Whether and when a debt becomes worthless is a question of fact, in which all relevant evidence is considered, including the full value of collateral, if any, and the financial condition of the debtor. Sec. 1.166-2(a), Income Tax Regs. Further, the taxpayer must show that he intended to enforce collection of the debt, but that some event occurred during the year in which the deduction is sought that rendered the debt uncollectible. Davis v. Commissioner [Dec. 43,636], 88 T.C. 122, 142-144 (1987), affd. [89-1 USTC ╤ 9158] 866 F.2d 852 (6th Cir. 1989). The taxpayer need not necessarily resort to legal action; however, he must show that the debt became wholly worthless in the year the deduction is claimed. Levin v. United States [79-1 USTC ╤ 9331], 220 Ct. Cl. 197, 597 F.2d 760, 767 (1979); sec. 1.1662(b), Income Tax Regs.

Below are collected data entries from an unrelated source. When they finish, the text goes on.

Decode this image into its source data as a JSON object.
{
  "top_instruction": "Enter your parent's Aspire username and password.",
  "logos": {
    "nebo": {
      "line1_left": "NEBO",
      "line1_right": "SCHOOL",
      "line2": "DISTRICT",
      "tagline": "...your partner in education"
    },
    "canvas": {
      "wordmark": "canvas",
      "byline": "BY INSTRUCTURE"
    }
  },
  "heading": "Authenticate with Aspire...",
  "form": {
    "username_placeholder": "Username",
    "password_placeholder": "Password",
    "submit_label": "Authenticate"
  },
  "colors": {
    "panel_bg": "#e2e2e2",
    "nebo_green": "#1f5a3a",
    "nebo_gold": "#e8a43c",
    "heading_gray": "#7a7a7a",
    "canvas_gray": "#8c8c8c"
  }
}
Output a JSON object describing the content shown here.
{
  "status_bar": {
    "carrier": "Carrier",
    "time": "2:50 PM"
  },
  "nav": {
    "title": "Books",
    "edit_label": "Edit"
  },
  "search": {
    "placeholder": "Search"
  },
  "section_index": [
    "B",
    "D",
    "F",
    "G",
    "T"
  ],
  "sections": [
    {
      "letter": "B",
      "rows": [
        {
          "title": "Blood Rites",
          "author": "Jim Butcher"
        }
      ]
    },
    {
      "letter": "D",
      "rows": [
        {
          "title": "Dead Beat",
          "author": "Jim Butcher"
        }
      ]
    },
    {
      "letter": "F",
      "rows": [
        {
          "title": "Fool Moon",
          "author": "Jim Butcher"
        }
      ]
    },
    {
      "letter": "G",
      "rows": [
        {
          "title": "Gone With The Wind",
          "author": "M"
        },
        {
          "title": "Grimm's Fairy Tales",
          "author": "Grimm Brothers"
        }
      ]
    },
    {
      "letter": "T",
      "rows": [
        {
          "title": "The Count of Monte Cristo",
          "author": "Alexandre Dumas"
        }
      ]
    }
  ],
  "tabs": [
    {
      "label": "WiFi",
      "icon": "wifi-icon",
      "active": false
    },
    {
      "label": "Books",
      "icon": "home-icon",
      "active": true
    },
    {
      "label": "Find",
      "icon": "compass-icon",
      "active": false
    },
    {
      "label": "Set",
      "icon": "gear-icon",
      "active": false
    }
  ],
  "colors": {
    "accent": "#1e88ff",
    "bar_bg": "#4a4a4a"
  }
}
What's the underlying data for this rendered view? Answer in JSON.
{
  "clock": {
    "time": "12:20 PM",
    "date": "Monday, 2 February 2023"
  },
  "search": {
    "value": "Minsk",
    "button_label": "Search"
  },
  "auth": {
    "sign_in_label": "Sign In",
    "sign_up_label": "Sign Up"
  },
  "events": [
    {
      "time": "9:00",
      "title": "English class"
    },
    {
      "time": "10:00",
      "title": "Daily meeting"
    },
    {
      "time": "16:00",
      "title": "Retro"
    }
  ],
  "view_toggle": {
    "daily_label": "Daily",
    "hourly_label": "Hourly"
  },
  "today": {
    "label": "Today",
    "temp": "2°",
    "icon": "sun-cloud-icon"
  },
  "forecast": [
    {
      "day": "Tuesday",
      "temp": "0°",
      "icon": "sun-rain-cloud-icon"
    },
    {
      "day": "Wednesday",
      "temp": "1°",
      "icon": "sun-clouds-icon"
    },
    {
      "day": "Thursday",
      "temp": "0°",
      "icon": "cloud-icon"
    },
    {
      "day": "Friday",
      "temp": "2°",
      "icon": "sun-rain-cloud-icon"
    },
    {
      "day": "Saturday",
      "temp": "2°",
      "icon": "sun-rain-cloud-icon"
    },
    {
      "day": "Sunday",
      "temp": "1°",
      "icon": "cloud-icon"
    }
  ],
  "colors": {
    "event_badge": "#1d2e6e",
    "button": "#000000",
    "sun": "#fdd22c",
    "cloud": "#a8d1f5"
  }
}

Petitioners argue that they incurred a nonbusiness bad debt loss in 1986 when they paid off the loan to the Bank. In conjunction with this argument petitioners note that: (1) LPFC did not file a Michigan Annual Report after May 1985; (2) the business was defunct by the beginning of 1986; and (3) the corporation was dissolved by the State of Michigan in 1988, which indicates that reports were not filed for 3 years and that the corporation was inactive during that period.
Petitioners' argument fails to appreciate the requirement that they must prove that the loan at issue became wholly worthless during 1986, if they are to be entitled to the deduction at issue. We find petitioners' argument persuasive in that it demonstrates that the loan at issue may have become wholly worthless during 1985. The fact that petitioners paid off the Bank loan during 1986 does not establish that the loan at issue became wholly worthless during 1986.
Petitioners also have not disproved the possibility that the loan at issue had not yet become wholly worthless by the end of 1986. While petitioner testified that LPFC had gone "kaflooey" sometime during 1985, no other proof of the specific cause or time of LPFC's financial demise was presented. The facts, however, indicate that LPFC was not dissolved until 1988. In addition, petitioners have not shown that they made any bona fide effort to collect the loan from LPFC before they paid off the Bank loan. Moreover, on two occasions in the latter part of 1986, Mr. Leiter advised petitioners that he intended to begin making payments on the debt owed to them. Thus, petitioners have not shown when the loan at issue became wholly worthless. Based on the record as a whole, we sustain respondent's determination that petitioners are not entitled to a nonbusiness bad debt loss for 1986.
To reflect the foregoing,
Decision will be entered for respondent.